L’Assemblée législative de Transition (ALT) a envoyé un signal fort ce vendredi 21 novembre 2025 : le Burkina Faso refuse de rester dans l’obscurité et choisit la voie de la souveraineté énergétique. À l’unanimité, les députés ont adopté le projet de loi autorisant la ratification de l’accord de coopération nucléaire conclu avec la Fédération de Russie, un partenariat historique signé le 19 juin 2025 à Saint-Pétersbourg.
Pour la première fois, le pays s’engage résolument dans une transformation profonde de son modèle énergétique. Cet accord ouvre un cadre solide pour la construction d’infrastructures nucléaires, la formation de spécialistes nationaux, le transfert d’expertise stratégique et la gestion rigoureuse des déchets radioactifs. Une feuille de route claire, pensée pour doter le Burkina de capacités technologiques de haut niveau.

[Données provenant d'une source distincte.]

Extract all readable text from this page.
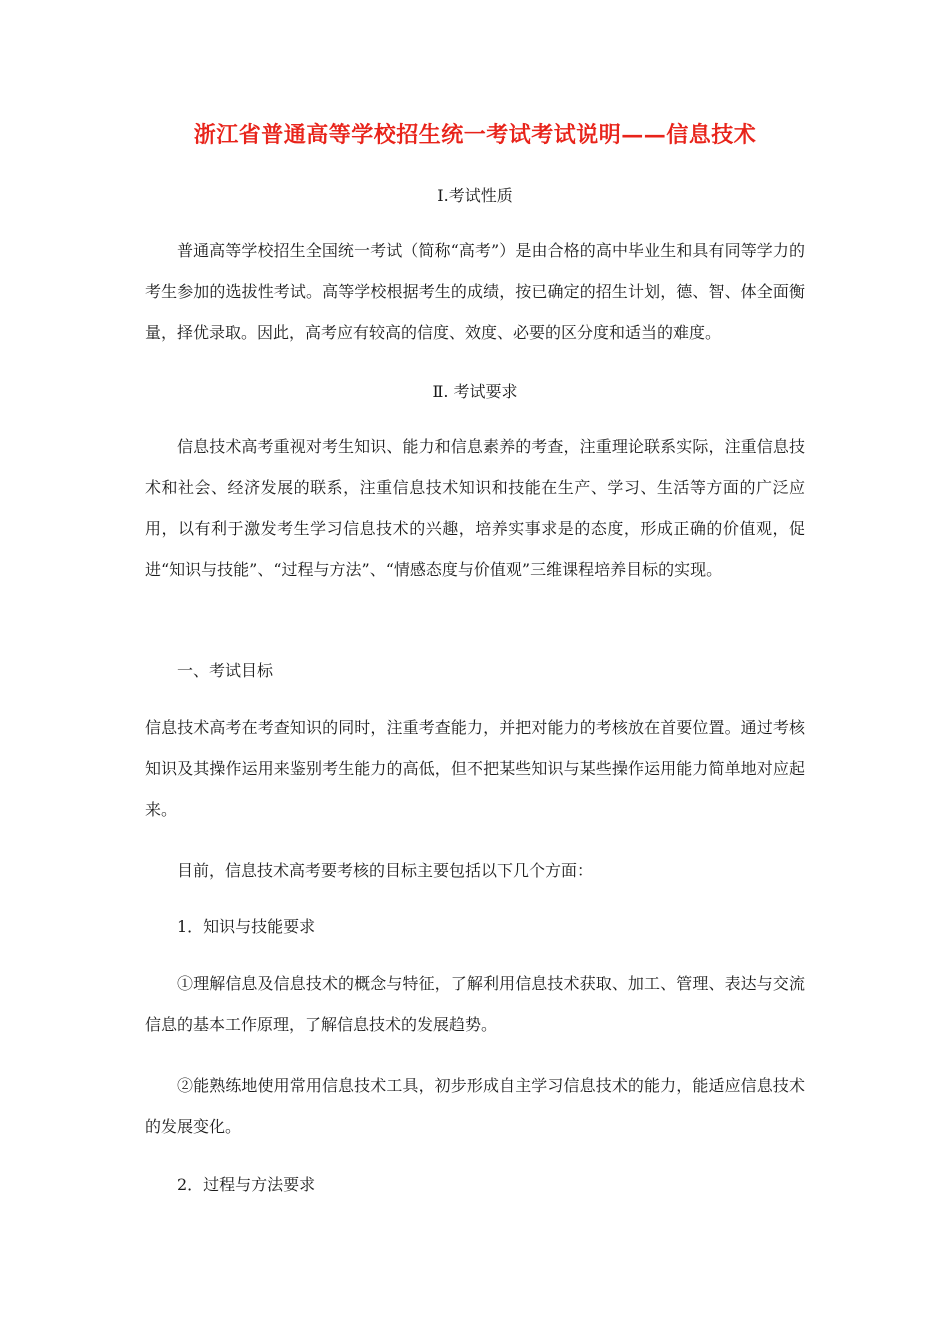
浙江省普通高等学校招生统一考试考试说明——信息技术
Ⅰ.考试性质
普通高等学校招生全国统一考试（简称“高考”）是由合格的高中毕业生和具有同等学力的考生参加的选拔性考试。高等学校根据考生的成绩，按已确定的招生计划，德、智、体全面衡量，择优录取。因此，高考应有较高的信度、效度、必要的区分度和适当的难度。
Ⅱ. 考试要求
信息技术高考重视对考生知识、能力和信息素养的考查，注重理论联系实际，注重信息技术和社会、经济发展的联系，注重信息技术知识和技能在生产、学习、生活等方面的广泛应用，以有利于激发考生学习信息技术的兴趣，培养实事求是的态度，形成正确的价值观，促进“知识与技能”、“过程与方法”、“情感态度与价值观”三维课程培养目标的实现。
一、考试目标
信息技术高考在考查知识的同时，注重考查能力，并把对能力的考核放在首要位置。通过考核知识及其操作运用来鉴别考生能力的高低，但不把某些知识与某些操作运用能力简单地对应起来。
目前，信息技术高考要考核的目标主要包括以下几个方面：
1．知识与技能要求
①理解信息及信息技术的概念与特征，了解利用信息技术获取、加工、管理、表达与交流信息的基本工作原理，了解信息技术的发展趋势。
②能熟练地使用常用信息技术工具，初步形成自主学习信息技术的能力，能适应信息技术的发展变化。
2．过程与方法要求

Le gouvernement, par la voix du ministre des Affaires étrangères Jean Marie Traoré, n’a pas mâché ses mots : il y a urgence à agir. Avec un taux d’accès à l’électricité plafonnant à 34,20 % en 2024, le pays ne peut plus attendre. L’énergie nucléaire n’est pas seulement une option ; elle devient un levier indispensable pour garantir lumière, développement et stabilité.
Même si certains députés ont exprimé des préoccupations légitimes—sécurité nucléaire, gestion des ressources en eau, risques environnementaux—le ministre de l’Énergie, Yacouba Zagré Gouba, a rassuré : aucune décision ne sera improvisée. L’étude de faisabilité, en cours, devra trancher sur la technologie la mieux adaptée et sur les sites d’implantation les plus pertinents, dans le strict respect des normes internationales.

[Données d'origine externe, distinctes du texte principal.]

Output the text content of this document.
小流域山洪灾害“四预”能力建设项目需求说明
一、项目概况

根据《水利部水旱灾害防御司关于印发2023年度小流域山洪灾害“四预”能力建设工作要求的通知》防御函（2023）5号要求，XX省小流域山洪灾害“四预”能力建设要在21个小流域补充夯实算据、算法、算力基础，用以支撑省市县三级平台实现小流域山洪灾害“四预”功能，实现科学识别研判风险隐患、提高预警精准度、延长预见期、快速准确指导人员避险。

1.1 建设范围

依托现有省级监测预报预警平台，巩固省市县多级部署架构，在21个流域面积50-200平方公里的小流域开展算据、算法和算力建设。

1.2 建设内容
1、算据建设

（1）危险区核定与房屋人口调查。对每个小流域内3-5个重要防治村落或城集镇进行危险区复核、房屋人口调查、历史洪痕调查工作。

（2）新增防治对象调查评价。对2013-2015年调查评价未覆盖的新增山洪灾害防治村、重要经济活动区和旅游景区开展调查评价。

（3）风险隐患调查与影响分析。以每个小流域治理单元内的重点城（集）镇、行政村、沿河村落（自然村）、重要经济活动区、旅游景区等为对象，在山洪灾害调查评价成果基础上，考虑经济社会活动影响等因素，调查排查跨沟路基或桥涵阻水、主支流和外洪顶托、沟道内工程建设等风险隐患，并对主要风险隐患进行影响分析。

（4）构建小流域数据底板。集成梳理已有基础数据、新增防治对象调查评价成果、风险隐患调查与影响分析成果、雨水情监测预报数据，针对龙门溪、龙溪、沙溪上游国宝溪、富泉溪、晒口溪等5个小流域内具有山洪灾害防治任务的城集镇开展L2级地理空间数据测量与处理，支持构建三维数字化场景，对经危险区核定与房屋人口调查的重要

Mais l’ambition va bien au-delà de la simple production d’électricité. Ce programme s’inscrit dans une vision plus large : faire du nucléaire un moteur de progrès national. Médecine, industrie, agriculture, recherche scientifique : toutes ces filières bénéficieront de retombées directes. Déjà, plusieurs ingénieurs et spécialistes burkinabè sont en formation en Russie, conformément au mémorandum signé en octobre 2023. Une nouvelle génération d’experts est en marche.
L’adoption unanime de ce texte témoigne d’une volonté politique rare : celle de rompre avec les cycles d’instabilité énergétique, de s’affranchir des dépendances extérieures et de doter le pays d’une infrastructure stratégique pour les décennies à venir.
Le Burkina Faso s’engage dans l’histoire. Il fait le choix du courage, de la maîtrise technologique et de la souveraineté.
R.Y.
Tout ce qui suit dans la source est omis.